Lijewski: Było koncertowo, ale w drugiej części myślami zostaliśmy w szatni
Mistrzowie Polski wrócili na dobre tory. Industria Kielce w 2. serii Ligi Mistrzów wygrała na wyjeździe z Kolstad Handball 32:30. – Wytrzymaliśmy ciśnienie – przyznaje drugi trener klubu z Kielc, Krzysztof Lijewski.
Krzysztof Lijewski (asystent Industrii Kielce): – Pierwsze 30 minut zagraliśmy wręcz koncertowo. Zwłaszcza ostatnie dziesięć minut pierwszej połowy graliśmy rewelacyjne. W drugiej części chyba trochę zostaliśmy myślami w szatni, sądząc, że duża przewaga wystarczy nam, żeby wygrać. Gospodarze wrzucili jednak kolejny bieg i byli bardzo zdeterminowani. My natomiast graliśmy trochę bojaźliwie w obronie, wiele do życzenia pozostawiała także nasza gra w przewadze.

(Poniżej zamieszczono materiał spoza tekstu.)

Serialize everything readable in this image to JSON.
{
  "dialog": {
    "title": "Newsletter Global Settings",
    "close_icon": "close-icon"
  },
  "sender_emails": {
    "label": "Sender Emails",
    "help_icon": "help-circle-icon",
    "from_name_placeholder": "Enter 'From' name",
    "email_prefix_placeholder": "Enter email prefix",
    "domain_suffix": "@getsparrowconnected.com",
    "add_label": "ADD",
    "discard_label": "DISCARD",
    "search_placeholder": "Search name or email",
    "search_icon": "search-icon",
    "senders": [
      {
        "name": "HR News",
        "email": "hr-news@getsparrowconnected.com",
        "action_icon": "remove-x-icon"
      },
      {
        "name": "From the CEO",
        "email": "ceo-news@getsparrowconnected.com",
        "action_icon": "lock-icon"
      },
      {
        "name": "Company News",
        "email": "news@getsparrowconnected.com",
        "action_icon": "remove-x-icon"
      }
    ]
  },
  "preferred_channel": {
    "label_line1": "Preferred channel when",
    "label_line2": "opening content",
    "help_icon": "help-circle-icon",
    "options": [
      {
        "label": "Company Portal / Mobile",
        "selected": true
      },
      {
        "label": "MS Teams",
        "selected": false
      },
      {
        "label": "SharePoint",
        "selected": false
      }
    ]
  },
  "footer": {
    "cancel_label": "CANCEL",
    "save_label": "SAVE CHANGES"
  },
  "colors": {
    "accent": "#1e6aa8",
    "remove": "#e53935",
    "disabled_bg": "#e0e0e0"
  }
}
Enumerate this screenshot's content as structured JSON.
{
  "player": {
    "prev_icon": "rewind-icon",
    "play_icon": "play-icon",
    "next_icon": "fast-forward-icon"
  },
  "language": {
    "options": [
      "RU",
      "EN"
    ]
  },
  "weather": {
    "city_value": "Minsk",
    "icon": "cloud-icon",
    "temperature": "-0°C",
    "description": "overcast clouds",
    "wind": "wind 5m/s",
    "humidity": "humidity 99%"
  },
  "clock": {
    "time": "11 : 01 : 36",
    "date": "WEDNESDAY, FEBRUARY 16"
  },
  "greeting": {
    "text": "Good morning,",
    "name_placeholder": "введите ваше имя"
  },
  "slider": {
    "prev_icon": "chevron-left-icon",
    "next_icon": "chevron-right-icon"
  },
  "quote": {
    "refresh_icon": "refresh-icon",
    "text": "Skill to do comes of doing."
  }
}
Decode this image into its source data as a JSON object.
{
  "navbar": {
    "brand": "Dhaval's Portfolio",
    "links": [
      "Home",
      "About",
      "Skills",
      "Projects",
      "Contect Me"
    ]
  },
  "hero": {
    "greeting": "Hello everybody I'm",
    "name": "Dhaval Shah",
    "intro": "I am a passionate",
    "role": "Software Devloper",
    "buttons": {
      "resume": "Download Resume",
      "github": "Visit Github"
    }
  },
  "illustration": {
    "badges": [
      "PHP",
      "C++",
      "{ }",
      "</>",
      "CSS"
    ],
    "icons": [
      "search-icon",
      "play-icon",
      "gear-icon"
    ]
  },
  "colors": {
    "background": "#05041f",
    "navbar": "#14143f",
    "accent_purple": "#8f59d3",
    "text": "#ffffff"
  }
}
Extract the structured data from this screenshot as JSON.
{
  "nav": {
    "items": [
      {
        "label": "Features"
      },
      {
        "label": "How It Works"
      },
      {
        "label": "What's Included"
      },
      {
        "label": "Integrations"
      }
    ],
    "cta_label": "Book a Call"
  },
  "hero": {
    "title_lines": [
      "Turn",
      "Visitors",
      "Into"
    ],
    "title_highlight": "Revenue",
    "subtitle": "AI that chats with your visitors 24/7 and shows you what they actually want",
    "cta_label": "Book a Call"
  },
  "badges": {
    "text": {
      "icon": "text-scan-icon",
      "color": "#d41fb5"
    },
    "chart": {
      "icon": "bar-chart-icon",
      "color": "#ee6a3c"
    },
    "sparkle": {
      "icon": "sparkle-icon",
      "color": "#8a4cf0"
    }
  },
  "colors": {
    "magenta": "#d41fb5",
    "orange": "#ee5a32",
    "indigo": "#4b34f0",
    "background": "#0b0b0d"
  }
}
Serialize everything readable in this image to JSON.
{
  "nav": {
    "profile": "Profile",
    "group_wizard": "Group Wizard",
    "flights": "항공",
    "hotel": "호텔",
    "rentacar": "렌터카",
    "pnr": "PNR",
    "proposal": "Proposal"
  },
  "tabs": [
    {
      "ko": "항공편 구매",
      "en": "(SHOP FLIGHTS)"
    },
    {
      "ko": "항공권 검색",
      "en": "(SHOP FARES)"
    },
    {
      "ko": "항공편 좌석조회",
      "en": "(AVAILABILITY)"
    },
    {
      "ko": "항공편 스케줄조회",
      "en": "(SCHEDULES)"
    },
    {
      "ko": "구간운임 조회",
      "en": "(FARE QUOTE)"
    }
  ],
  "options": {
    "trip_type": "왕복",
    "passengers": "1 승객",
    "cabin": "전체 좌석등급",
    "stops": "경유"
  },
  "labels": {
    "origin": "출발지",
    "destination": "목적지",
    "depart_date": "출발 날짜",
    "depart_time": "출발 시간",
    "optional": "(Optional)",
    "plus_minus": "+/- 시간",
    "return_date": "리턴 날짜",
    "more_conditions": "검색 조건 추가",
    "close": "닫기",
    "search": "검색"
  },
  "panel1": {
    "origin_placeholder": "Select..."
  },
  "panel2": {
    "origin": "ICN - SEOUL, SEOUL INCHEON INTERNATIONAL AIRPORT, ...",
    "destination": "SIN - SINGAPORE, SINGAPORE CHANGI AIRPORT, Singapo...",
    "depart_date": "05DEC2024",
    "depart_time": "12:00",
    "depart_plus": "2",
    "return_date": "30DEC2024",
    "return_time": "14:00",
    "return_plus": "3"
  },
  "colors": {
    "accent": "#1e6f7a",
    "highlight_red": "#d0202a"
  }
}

– Zrobiliśmy za dużo błędów, przez co rywale prawie wrócili do gry. Na szczęście wytrzymaliśmy jednak ciśnienie z ich strony. Miłosz Wałach zawsze miał potencjał, żeby być bardzo dobrym bramkarzem i dziś to potwierdził. 13 obron i 30% skuteczności przez całe 60 minut to bardzo dużo jak na jego doświadczenie i wiek. To pokazuje, że ma on papiery na wielkie granie.